Terdapat delapan hal yang menjadi perhatian Ombudsman. Terutama berikatan dengan banyaknya komisaris yang rangkap jabatan baik di Kementerian dan lembaga mau pun instansi non pemerintah.
"Ada 8 hal yang sifatnya fundamental dan operasional," ujar Anggota Ombudsman Alamsyah Saragih dalam konferensi pers, Minggu (28/6).
Pertama berkaitan dengan benturan regulasi dalam rangkap jabatan komisaris BUMN. Alamsyah menyebut pengangkatan pejabat publik dalam komisaris BUMN bertentangan dengan Undang-Undang pelayanan publik, UU TNI, UU Polri, dan UU BUMN.
Selain itu ada pula potensi konflik kepentingan dalam rangkap jabatan tersebut.

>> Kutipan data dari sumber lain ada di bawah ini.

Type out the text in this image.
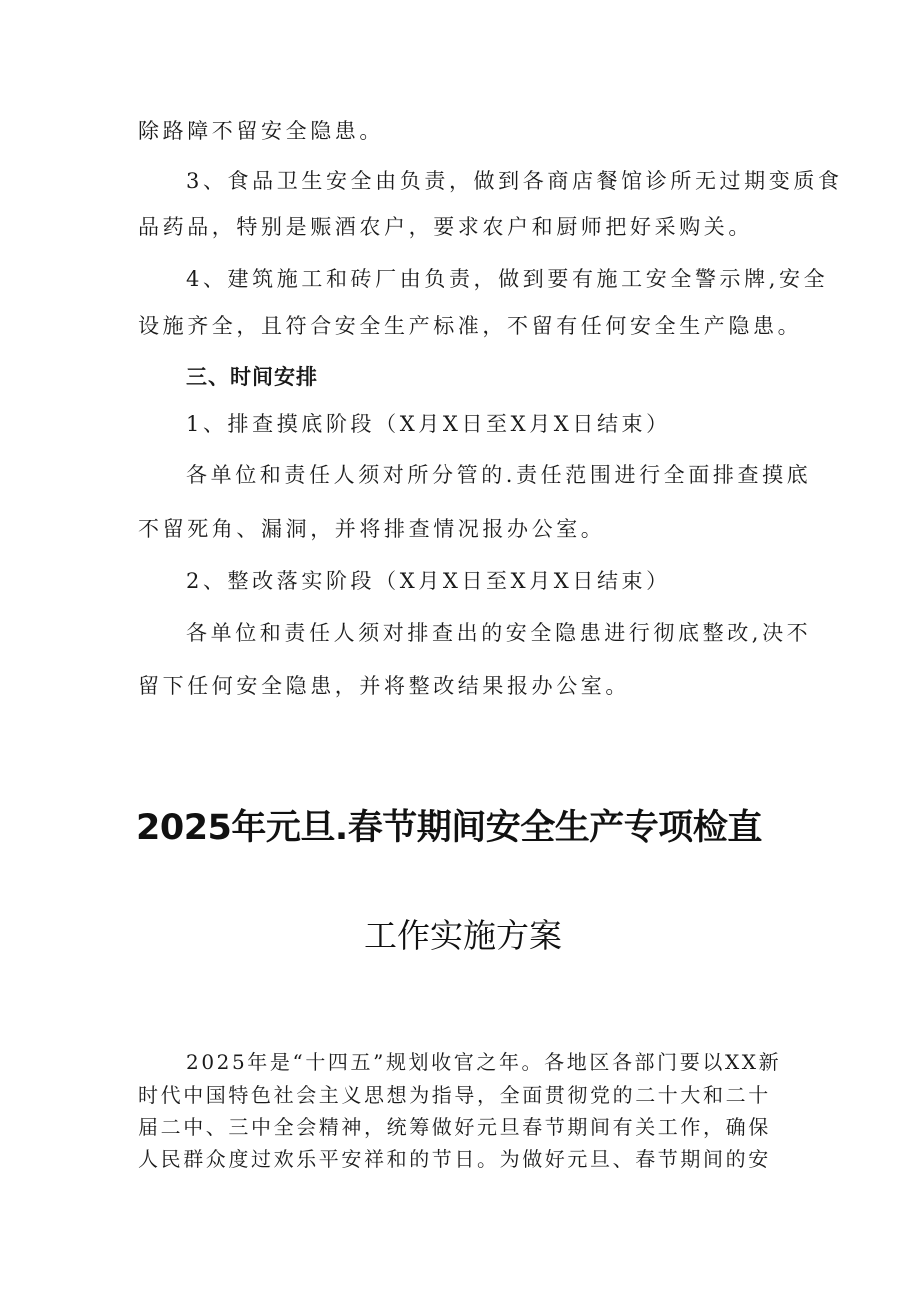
除路障不留安全隐患。
3、食品卫生安全由负责，做到各商店餐馆诊所无过期变质食
品药品，特别是赈酒农户，要求农户和厨师把好采购关。
4、建筑施工和砖厂由负责，做到要有施工安全警示牌,安全
设施齐全，且符合安全生产标准，不留有任何安全生产隐患。
三、时间安排
1、排查摸底阶段（X月X日至X月X日结束）
各单位和责任人须对所分管的.责任范围进行全面排查摸底
不留死角、漏洞，并将排查情况报办公室。
2、整改落实阶段（X月X日至X月X日结束）
各单位和责任人须对排查出的安全隐患进行彻底整改,决不
留下任何安全隐患，并将整改结果报办公室。
2025年元旦.春节期间安全生产专项检直
工作实施方案
2025年是“十四五”规划收官之年。各地区各部门要以XX新
时代中国特色社会主义思想为指导，全面贯彻党的二十大和二十
届二中、三中全会精神，统筹做好元旦春节期间有关工作，确保
人民群众度过欢乐平安祥和的节日。为做好元旦、春节期间的安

Alamsyah juga menekankan adanya penghasilan ganda dalam kondisi tersebut.
Baca Juga: Ombudsman heran, banyak TNI, Polri, dan BPK yang rangkap jabatan jadi komisaris BUMN
Proses seleksi juga perlu dilakukan dengan baik agar kepastian kompetensi komisaris teruji. Alamsyah juga menekankan potensi jual beli pengaruh.
"Potensi jual beli pengaruh berbahaya kalau dirjen infra menjadi komisaris di perusahaan jasa konstruksi apa tidak terjadi conflict of interest," terang Alamsyah.

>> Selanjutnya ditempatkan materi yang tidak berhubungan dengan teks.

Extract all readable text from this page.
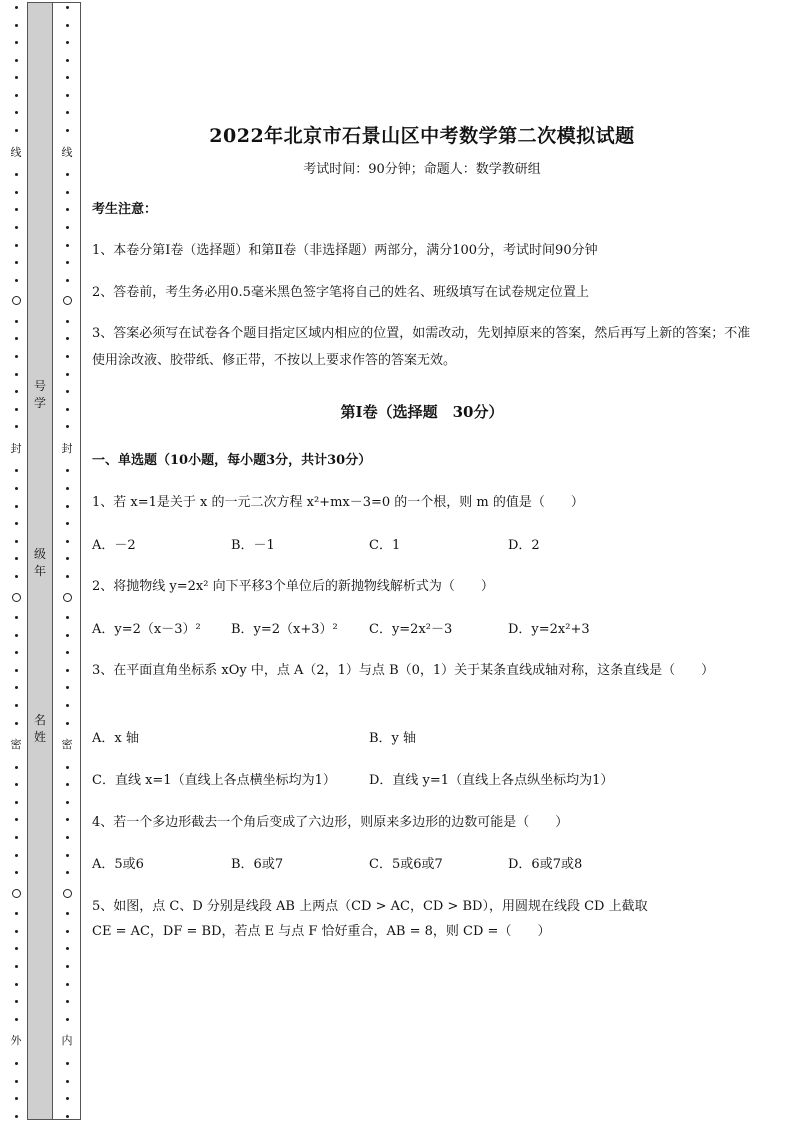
线
封
密
外
线
封
密
内
号
学
级
年
名
姓
2022年北京市石景山区中考数学第二次模拟试题
考试时间：90分钟；命题人：数学教研组
考生注意：
1、本卷分第Ⅰ卷（选择题）和第Ⅱ卷（非选择题）两部分，满分100分，考试时间90分钟
2、答卷前，考生务必用0.5毫米黑色签字笔将自己的姓名、班级填写在试卷规定位置上
3、答案必须写在试卷各个题目指定区域内相应的位置，如需改动，先划掉原来的答案，然后再写上新的答案；不准使用涂改液、胶带纸、修正带，不按以上要求作答的答案无效。
第Ⅰ卷（选择题　30分）
一、单选题（10小题，每小题3分，共计30分）
1、若 x=1是关于 x 的一元二次方程 x²+mx－3=0 的一个根，则 m 的值是（　　）
A．－2	B．－1	C．1	D．2
2、将抛物线 y=2x² 向下平移3个单位后的新抛物线解析式为（　　）
A．y=2（x－3）² B．y=2（x+3）² C．y=2x²－3	D．y=2x²+3
3、在平面直角坐标系 xOy 中，点 A（2，1）与点 B（0，1）关于某条直线成轴对称，这条直线是（　　）
A．x 轴	B．y 轴
C．直线 x=1（直线上各点横坐标均为1）	D．直线 y=1（直线上各点纵坐标均为1）
4、若一个多边形截去一个角后变成了六边形，则原来多边形的边数可能是（　　）
A．5或6	B．6或7	C．5或6或7	D．6或7或8
5、如图，点 C、D 分别是线段 AB 上两点（CD > AC，CD > BD），用圆规在线段 CD 上截取
CE = AC，DF = BD，若点 E 与点 F 恰好重合，AB = 8，则 CD =（　　）
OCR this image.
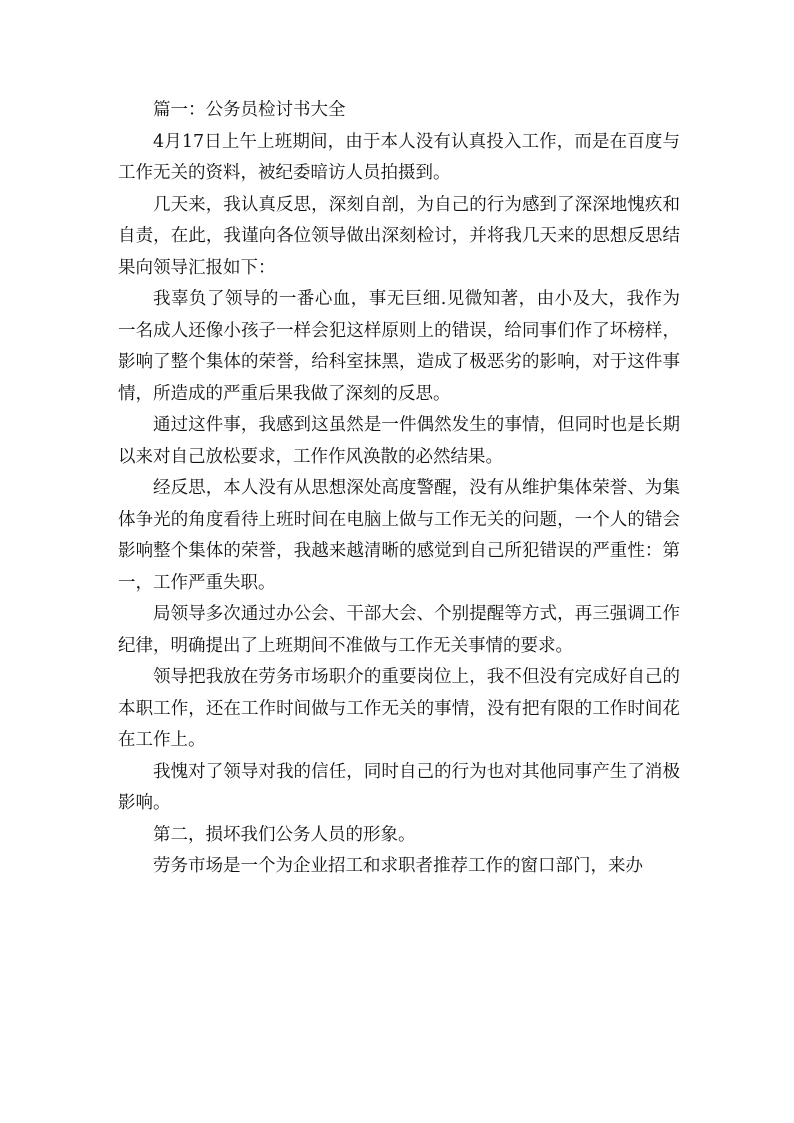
篇一：公务员检讨书大全

4月17日上午上班期间，由于本人没有认真投入工作，而是在百度与工作无关的资料，被纪委暗访人员拍摄到。

几天来，我认真反思，深刻自剖，为自己的行为感到了深深地愧疚和自责，在此，我谨向各位领导做出深刻检讨，并将我几天来的思想反思结果向领导汇报如下：

我辜负了领导的一番心血，事无巨细.见微知著，由小及大，我作为一名成人还像小孩子一样会犯这样原则上的错误，给同事们作了坏榜样，影响了整个集体的荣誉，给科室抹黑，造成了极恶劣的影响，对于这件事情，所造成的严重后果我做了深刻的反思。

通过这件事，我感到这虽然是一件偶然发生的事情，但同时也是长期以来对自己放松要求，工作作风涣散的必然结果。

经反思，本人没有从思想深处高度警醒，没有从维护集体荣誉、为集体争光的角度看待上班时间在电脑上做与工作无关的问题，一个人的错会影响整个集体的荣誉，我越来越清晰的感觉到自己所犯错误的严重性：第一，工作严重失职。

局领导多次通过办公会、干部大会、个别提醒等方式，再三强调工作纪律，明确提出了上班期间不准做与工作无关事情的要求。

领导把我放在劳务市场职介的重要岗位上，我不但没有完成好自己的本职工作，还在工作时间做与工作无关的事情，没有把有限的工作时间花在工作上。

我愧对了领导对我的信任，同时自己的行为也对其他同事产生了消极影响。

第二，损坏我们公务人员的形象。

劳务市场是一个为企业招工和求职者推荐工作的窗口部门，来办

Transparansi dalam proses seleksi juga penting mengingat sejumlah BUMN memiliki posisi yang sama dengan jabatan publik. Terakhir perlu ada pengaturan akuntabilitas kinerja komisaris.

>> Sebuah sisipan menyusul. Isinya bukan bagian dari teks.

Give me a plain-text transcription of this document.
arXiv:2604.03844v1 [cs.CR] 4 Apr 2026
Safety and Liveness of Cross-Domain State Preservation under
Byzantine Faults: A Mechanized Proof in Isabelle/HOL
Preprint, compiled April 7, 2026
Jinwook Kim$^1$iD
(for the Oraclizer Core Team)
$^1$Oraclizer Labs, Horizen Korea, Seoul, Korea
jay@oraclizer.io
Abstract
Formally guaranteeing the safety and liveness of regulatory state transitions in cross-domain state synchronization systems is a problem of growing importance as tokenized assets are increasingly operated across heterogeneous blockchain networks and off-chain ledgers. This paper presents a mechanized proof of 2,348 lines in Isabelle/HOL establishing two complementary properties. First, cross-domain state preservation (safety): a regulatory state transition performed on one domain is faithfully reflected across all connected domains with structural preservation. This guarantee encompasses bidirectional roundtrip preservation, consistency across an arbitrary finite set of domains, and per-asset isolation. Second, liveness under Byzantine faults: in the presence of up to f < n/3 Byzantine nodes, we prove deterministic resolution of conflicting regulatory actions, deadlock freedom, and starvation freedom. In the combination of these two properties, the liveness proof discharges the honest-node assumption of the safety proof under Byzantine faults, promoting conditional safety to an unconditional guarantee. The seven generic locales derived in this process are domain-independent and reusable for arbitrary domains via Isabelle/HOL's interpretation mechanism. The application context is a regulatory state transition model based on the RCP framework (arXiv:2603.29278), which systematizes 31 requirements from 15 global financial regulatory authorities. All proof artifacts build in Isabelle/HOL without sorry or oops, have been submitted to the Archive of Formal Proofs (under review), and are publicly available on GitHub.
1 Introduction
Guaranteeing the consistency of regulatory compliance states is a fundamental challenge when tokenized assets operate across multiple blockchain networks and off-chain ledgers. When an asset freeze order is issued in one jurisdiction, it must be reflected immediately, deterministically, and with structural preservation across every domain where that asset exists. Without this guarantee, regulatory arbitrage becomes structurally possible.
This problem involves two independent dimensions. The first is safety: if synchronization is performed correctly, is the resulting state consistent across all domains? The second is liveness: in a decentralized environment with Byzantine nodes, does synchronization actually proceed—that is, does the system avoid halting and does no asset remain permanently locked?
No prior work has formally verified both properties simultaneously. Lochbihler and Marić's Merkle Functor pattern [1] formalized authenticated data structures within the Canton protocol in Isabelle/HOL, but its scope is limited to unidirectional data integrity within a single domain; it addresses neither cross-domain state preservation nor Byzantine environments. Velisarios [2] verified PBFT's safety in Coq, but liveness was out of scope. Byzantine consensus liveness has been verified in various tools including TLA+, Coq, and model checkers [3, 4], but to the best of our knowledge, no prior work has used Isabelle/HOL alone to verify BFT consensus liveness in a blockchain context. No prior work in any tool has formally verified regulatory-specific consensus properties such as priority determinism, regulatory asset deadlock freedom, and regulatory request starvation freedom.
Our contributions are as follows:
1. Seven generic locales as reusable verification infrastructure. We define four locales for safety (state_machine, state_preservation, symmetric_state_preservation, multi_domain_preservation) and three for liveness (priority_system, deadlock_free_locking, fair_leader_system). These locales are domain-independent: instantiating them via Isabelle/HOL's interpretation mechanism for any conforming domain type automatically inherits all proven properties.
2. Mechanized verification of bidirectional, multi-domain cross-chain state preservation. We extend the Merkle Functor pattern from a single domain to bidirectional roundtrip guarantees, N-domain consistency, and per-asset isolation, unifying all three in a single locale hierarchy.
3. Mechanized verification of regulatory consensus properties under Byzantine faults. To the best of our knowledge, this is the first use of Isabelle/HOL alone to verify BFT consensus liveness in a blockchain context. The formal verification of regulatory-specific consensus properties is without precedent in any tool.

"Harus ada pengaturan akuntabilitas kinerja dari komisaris agar keberadaannya dapat dipertanggungjawabkan," jelas Alamsyah.
Oleh karena itu Alamsyah akan menyampaikan saran tertulis kepada Presiden Joko Widodo untuk perbaikan hal yang bersifat fundamental. Selain itu systemic review juga dilakukan untuk perbaikan proses perekrutan.